There is no recipe for how to maintain business relationships over long periods of time.  If there was one, I’m sure Google or Microsoft would have branded it by now and made their bajillion’s.  There’s no recipe because every individual is different, every organization is different, every dynamic between two people is a little bit different.  And although there is no one recipe, there are a few guiding principles that I go by that I thought I’d share with you as you continue to maintain and develop your own relationships in the working world:

  • Think and act in a long-term manner. A relationship is a long-term thing.  It’s not a transaction.  Knowing that forces me to think and interact in a way that conveys I have the other person’s long-term best interest at heart.  That might mean giving them advice and guidance that results in CSS not getting a contract in the near-term, and that is absolutely fine.  It’s about what’s best for them long-term, not what’s best for CSS.
  • Be appreciative of others. Other people make decisions all the time about whether or not to work with us or whether or not to respond to my messages.  I appreciate the consideration and the responses.  The proverbial attitude of gratitude is a real thing; appreciate others because they are unique and special.
  • Treat EVERYBODY with respect. That means everybody I engage with or run into – I just try to make respect an all-the-time kind of thing.  I really work hard to treat others with undivided attention, like they are the most important person in the world to me.  And usually, in that moment, they are the most important person in the world to me.
  • Build Trust.

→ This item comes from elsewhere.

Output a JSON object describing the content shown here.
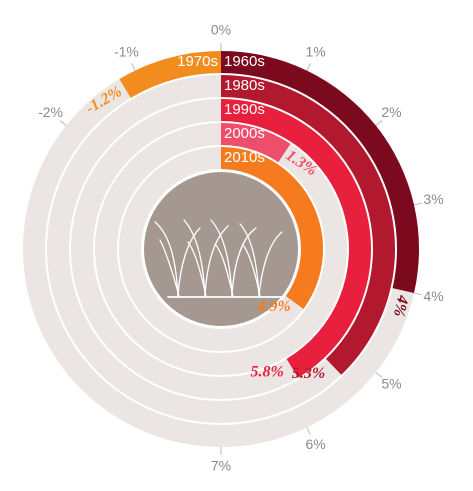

I conducted a team-building workshop for an Executive Team, and I had them write 3 things that others do that helps them to trust the other person, and write 3 things that others do that makes the individual not trust others.  The variation in responses was amazing.  “Build Trust” may be the hardest principle of all because trust-building/breaking can be defined differently by different people.  To build trust, If somebody tells me something in confidence, I keep it to myself.  If I say I’m going to do something by a certain time, I do it.  If I can’t do it or not within the timeline, I let them know.

 

Now, as a disclaimer, I’m not perfect at these guiding principles.  I mess up, but I’ve found that if I’ve worked to establish a relationship, the other person will give me some grace.

Keep in mind that I’m not naturally the most extroverted or gregarious person in the world.  I’m not a relationship savant.  So, I have to work at relationships.  I have to think about it.  I have to have principles and apply them over and over again.

Use these principles and those that align to your values to make 2021 the year of building relationships.